18)Quelles sont vos références littéraires ? Ou vos influences ?

Comme bon nombre d’auteurs de polars j’ai été durablement marqué par le style de James Ellroy dont je pense avoir lu tous les ouvrages traduits en français. J’ai découvert sur le tard Dennis Lehane qui m’impressionne chaque fois davantage par son style narratif et sa mythologie autour de la ville de Boston.
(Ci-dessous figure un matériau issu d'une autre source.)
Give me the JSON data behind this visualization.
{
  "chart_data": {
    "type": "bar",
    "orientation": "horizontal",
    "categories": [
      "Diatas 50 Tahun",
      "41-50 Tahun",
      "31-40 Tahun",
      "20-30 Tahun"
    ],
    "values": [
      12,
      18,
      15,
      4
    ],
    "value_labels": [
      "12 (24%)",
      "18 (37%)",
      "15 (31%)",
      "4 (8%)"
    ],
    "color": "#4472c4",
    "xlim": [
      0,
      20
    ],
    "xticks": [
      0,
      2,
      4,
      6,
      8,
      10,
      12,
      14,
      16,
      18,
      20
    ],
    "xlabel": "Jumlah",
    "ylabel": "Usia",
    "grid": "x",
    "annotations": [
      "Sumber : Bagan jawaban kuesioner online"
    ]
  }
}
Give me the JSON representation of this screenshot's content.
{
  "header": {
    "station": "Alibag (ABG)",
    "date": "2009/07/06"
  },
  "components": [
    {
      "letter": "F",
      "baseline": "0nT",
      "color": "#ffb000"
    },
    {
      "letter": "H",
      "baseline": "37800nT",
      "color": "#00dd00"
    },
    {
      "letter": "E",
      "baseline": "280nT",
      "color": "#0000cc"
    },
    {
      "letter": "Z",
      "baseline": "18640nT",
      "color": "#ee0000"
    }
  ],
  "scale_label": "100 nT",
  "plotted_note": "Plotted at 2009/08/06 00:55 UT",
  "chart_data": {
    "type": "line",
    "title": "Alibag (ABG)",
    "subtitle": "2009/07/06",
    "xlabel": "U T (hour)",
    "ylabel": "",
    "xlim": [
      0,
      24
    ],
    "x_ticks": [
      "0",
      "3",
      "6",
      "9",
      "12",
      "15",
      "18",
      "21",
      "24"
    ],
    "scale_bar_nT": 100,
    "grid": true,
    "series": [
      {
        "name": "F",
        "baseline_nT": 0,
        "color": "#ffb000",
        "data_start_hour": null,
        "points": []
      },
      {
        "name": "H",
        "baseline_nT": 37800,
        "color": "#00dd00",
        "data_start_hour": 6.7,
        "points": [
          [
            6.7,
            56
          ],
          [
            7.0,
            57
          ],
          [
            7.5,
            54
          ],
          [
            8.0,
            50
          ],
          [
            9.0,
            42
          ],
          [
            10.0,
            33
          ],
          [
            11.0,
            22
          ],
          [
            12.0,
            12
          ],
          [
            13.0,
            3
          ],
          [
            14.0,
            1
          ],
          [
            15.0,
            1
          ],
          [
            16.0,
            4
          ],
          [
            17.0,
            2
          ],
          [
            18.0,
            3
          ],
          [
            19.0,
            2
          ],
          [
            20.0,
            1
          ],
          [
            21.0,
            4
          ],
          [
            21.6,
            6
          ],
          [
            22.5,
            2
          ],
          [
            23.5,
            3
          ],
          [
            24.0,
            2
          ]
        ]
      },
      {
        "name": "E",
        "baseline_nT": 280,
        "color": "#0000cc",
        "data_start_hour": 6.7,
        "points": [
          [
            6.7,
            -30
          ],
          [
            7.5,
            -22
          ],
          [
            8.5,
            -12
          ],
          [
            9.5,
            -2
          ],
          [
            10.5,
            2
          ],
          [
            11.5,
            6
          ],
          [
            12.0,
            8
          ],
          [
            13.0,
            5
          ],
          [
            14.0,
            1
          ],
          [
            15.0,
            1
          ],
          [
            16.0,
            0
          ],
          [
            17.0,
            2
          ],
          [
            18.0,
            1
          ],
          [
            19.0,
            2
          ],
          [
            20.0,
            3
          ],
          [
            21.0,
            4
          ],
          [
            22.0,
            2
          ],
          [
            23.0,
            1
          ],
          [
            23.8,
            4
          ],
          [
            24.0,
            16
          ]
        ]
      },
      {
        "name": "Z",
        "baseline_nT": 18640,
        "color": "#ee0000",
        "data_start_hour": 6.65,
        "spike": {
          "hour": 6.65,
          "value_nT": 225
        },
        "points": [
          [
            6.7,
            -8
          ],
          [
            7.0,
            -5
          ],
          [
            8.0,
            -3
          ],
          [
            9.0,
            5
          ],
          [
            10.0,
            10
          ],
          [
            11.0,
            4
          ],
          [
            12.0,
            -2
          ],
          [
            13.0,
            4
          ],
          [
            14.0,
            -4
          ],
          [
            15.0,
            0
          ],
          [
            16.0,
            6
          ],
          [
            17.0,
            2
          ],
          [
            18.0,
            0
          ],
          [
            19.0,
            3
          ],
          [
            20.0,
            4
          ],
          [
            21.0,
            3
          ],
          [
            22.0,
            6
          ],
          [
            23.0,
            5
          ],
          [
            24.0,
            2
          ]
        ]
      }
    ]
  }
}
La bande dessinée et le cinéma sont également d’importantes sources d’inspiration.

19)Dernière question : sur une île déserte, quels sont les 10 livres que vous emporteriez avec vous ?

N’importe quel livre d’Ernest Hemingway (prenons Le vieil homme et la mer)

N’importe quel livre de Charles Bukowski (prenons Au sud de nulle part)

N’importe quel livre de James Ellroy (prenons le mythique Dalhia Noir)

N’importe quel livre de Dennis Lehane (prenons le magnifique Un pays à l’aube, premier tome de la trilogie Coughlin à lire absolument)

La griffe du chien de Don Winslow, monumentale épopée sur le trafic de drogue entre les Etats-Unis et le Mexique

Nécropolis de Herbert Libierman dont chaque phrase semble ciselée par un orfèvre de l’écriture

La Compagnie de Robert Litell, rien de moins que l’histoire de la CIA et donc de la seconde moitié du XXème siècle occidental

Le Festin Nu de William Burroughs pour sa défonce tellement élégante et décadente

Le diable, tout le temps de Donald Ray Pollock pour sa traversée de l’Amérique de hobos, des fanatiques et des tueurs en série

Toutes les vagues de l’océan de Victor del Arbol, une fresque historique, familiale et un formidable thriller, le meilleur livre de l’auteur à ce jour.